When a remedy has no especial value, it will be named so; and when it seems to have a specific action, not fully determined, this will be pointed out for future experiment. Self-deception is a very unprofitable pursuit, and great care will therefore be employed to insure accuracy, and no statement made unless pretty thoroughly proven.

The best preparations, and the best process for office manufacture will be given, also the form in which we deem it desirable to use them.

When we have thus given the Materia Medica a review, we will be better able to make a classification.

Some suggestions. however, as to the general indications for treatment, and use of remedies, may not be out of place, and will serve as a further illustration of our idea of specific medication.

In all acute, and most chronic diseases, our examination of the patient and our therapeutics will take this order

  1. With reference to the condition of the stomach and intestinal canal—bringing them to as nearly a normal condition as possible, that remedies may be kindly received and appropriated, and that sufficient food may be taken and digested.
  2. With reference to the circulation of the blood, and the temperature—obtaining a normal circulation as regards frequency and freedom, and a temperature as near 98° as possible.
  3. With reference to the presence of a zymotic poison, or other cause of disease—which may be neutralized, antagonized or removed.
  4. With reference to the condition of the nervous system—giving good innervation.
  5. With reference to the processes of waste and excretion—that the worn-out or enfeebled material may be broken down and speedily removed from the body.
  6. With reference to blood-making and repair—that proper material be furnished for the building of tissue, and that the processes of nutrition are normally conducted.

These are general outlines for the study of disease, and the action of remedies in antagonizing it, and may aid in giving direction to our study, and enable each one to make a classification of remedies for himself. A brief consideration of each one, with examples of the application of remedies, though it will be a repetition, may be of advantage to the student.

  1. The condition of the stomach is of first importance in the treatment of disease. It must be in such condition that it will receive remedies kindly, and permit their speedy absorption, in order that. they give us the desired results. Surely, it is not difficult to see the necessity of this, if we take no further view than to obtain the curative action of remedies. If the stomach does not receive a remedy kindly, is irritated by it, we can not expect ready absorption, or the complete curative action. If the stomach throws out its juices, which digest or decompose a remedy, we can not expect its curative action. It the stomach is secreting mucus in large quantity, if it is in that condition in which it is but a receptacle or retainer, then we can not expect the ready absorption of remedies, and will not get their curative action.

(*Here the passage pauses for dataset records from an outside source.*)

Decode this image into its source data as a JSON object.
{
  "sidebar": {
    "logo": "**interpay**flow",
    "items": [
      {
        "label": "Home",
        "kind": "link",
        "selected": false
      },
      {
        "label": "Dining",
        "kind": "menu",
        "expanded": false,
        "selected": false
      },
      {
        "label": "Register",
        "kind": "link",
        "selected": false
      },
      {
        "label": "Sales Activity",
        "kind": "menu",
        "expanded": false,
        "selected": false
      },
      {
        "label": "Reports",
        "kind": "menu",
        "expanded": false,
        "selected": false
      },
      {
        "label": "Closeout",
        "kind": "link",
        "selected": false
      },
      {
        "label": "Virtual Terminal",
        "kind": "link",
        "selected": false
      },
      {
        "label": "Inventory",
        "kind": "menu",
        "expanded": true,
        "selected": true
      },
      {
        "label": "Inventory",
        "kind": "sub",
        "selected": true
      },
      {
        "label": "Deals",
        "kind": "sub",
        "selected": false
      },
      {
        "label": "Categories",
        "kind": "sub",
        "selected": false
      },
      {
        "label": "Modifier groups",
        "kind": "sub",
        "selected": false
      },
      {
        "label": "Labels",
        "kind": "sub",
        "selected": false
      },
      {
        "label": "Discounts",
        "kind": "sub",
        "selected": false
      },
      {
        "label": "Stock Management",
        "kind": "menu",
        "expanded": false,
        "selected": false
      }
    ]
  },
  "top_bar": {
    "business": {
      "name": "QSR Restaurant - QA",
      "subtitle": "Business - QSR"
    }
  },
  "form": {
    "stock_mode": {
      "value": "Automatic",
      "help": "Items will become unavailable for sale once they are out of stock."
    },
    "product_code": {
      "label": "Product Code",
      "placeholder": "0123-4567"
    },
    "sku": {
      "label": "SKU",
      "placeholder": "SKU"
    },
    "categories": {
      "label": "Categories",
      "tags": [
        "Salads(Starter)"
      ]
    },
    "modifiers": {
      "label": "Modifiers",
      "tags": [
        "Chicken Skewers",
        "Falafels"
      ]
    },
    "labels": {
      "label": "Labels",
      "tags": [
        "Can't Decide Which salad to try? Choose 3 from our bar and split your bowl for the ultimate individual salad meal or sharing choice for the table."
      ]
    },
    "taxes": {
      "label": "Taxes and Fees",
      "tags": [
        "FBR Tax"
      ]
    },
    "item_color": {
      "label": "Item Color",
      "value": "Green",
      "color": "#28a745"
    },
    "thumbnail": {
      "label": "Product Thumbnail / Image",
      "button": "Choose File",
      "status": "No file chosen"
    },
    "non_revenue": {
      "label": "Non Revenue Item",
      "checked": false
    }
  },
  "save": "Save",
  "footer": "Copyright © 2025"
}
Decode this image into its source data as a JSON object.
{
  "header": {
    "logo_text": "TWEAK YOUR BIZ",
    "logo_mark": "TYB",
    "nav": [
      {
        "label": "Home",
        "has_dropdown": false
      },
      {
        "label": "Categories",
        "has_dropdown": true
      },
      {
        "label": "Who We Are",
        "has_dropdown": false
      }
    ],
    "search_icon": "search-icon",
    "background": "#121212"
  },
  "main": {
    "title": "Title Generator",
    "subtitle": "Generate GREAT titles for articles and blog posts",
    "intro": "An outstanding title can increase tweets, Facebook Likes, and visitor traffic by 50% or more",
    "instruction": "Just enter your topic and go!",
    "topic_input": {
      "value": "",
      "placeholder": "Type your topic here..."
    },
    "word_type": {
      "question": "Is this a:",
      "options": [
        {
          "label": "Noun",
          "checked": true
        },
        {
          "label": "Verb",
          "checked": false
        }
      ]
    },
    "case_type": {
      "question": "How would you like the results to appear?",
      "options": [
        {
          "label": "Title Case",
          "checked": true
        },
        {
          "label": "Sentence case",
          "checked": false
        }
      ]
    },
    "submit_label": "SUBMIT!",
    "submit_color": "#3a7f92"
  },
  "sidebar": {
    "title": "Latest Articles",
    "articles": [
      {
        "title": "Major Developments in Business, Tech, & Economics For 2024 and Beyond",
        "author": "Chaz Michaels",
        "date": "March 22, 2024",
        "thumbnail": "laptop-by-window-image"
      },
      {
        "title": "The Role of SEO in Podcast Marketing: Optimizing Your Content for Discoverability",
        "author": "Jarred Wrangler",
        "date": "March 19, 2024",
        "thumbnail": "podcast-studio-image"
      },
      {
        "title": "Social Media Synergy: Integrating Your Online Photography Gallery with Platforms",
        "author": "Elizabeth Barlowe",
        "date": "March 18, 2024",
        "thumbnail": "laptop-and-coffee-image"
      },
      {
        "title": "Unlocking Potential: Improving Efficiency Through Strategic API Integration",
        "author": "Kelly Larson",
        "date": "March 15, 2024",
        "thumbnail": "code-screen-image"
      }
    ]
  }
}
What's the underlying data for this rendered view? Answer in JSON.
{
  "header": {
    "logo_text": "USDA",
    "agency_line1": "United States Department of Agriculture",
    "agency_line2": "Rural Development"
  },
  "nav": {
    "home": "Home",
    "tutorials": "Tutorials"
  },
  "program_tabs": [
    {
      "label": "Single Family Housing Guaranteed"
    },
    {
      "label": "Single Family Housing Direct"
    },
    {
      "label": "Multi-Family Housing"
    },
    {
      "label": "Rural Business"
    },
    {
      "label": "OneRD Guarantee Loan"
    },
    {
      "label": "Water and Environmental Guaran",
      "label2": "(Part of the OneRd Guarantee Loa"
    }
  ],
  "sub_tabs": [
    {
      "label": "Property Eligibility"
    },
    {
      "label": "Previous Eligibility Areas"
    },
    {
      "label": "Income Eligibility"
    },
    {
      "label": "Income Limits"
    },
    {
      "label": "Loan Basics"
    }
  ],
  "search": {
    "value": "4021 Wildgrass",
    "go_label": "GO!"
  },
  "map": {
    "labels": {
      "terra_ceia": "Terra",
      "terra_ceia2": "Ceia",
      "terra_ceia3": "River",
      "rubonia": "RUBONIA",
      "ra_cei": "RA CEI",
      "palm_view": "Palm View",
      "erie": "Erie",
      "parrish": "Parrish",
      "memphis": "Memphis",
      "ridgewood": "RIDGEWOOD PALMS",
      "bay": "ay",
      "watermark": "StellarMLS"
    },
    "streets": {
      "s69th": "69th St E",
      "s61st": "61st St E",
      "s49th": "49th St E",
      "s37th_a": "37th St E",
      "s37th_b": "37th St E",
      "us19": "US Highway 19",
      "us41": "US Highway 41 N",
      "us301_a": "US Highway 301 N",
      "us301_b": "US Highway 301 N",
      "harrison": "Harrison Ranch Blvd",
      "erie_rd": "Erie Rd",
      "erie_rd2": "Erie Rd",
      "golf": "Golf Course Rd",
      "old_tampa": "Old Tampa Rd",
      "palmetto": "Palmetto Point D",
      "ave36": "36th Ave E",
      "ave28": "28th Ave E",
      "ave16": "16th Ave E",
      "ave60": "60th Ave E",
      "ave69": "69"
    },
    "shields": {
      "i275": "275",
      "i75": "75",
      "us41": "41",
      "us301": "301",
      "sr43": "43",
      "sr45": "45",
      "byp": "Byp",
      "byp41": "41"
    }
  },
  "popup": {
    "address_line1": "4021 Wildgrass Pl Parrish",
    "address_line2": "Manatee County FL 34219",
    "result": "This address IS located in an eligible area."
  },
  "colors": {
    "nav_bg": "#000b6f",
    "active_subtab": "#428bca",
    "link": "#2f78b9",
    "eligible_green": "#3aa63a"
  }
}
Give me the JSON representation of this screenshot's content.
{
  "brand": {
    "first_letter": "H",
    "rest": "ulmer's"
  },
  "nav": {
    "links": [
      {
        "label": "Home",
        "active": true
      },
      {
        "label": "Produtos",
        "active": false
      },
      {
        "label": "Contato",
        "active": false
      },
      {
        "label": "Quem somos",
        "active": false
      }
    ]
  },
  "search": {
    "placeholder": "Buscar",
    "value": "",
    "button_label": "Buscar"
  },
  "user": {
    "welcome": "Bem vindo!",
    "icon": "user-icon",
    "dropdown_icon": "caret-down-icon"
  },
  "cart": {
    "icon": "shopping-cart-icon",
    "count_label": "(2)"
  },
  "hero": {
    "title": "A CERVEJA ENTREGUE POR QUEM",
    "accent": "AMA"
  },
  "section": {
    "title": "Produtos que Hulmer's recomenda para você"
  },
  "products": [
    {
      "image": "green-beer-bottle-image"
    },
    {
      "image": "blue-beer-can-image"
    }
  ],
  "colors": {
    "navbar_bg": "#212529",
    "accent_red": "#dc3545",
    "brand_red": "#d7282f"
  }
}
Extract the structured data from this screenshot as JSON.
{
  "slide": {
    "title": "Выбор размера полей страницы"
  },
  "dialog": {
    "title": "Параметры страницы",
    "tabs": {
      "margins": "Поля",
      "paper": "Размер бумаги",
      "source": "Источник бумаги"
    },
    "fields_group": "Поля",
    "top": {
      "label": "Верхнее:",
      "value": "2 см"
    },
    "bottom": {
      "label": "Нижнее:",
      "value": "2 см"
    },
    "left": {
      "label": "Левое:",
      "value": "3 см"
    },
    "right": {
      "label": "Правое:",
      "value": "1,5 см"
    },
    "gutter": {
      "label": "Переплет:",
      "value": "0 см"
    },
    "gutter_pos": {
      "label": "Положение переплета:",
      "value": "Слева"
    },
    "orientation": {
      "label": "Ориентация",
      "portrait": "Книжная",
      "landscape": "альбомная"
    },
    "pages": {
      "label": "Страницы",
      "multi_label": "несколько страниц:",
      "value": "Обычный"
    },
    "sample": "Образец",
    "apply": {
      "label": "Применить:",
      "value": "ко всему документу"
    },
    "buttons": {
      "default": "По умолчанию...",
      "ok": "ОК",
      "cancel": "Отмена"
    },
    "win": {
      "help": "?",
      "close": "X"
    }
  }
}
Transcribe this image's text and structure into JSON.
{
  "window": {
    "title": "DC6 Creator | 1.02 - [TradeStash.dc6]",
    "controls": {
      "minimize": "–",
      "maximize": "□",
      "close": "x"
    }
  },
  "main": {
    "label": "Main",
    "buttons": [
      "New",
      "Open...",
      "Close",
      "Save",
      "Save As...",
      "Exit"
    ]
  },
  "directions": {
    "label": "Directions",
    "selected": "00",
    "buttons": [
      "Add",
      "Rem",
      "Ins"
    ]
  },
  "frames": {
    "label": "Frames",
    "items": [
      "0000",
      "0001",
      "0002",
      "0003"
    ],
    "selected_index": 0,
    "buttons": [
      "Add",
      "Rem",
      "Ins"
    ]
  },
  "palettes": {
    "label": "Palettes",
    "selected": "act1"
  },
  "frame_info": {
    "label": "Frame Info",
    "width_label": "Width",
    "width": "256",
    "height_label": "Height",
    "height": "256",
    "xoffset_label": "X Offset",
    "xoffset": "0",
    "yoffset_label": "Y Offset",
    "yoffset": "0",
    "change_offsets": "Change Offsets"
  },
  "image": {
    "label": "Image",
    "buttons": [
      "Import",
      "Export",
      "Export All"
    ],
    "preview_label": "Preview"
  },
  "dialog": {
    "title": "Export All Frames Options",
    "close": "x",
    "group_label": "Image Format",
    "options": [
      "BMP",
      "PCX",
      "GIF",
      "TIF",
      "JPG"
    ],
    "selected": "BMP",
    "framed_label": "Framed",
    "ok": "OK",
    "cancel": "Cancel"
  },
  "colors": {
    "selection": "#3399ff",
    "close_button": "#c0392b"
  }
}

    We are accustomed to specify two conditions of the stomach, which may he tolerably easily determined by constant symptoms, and which should always be corrected. These are :—
    .

    1. Irritation of the stomach, marked by a reddened (bright) tongue, elongated and pointed, with sometimes reddened and erect papillae. It is accompanied with unpleasant sensations of constriction, and tenderness on pressure over the epigastrium. There may be nausea, retching, or vomiting; and in the severer cases, when prolonged, an irritation of the sympathetic, and finally of the spinal and cerebral nervous systems.

      Its treatment takes precedence of everything else, for until removed we can not expect the kindly or definite action of remedies.

      The remedies employed for its removal are minute doses of Aconite; small doses of Ipecac or Lobelia; Hydrocyanic Acid, or better, a preparation of the bark of the Peach tree; Rhubarb; Bismuth. These may be aided by the external use of the cold pack, hot fomentations, or rubefacient application, and sometimes an enema to remove the torpor of the lower bowel. From twelve to forty-eight hours, is usually the time required to effect it.

      But, the reader may ask, why if remedies are specific, name so many for the relief of so simple a pathological condition as gastric irritation? The question is pertinent, and we will endeavor to answer it. Each of these remedies has a direct action in this condition, and each may be relied upon as a remedy. We choose the remedy, however, with reference to the association of diseased action, and in some cases one will be found best, in others another.
      .

    2. The atonic stomach, with increased secretion of mucus, and sometimes with considerable accumulations. It is marked by the broad tongue, heavily coated at its base, bad taste in the mouth, and feeling of weight and heaviness in the epigastrium. The symptoms are distinct, and can not he mistaken.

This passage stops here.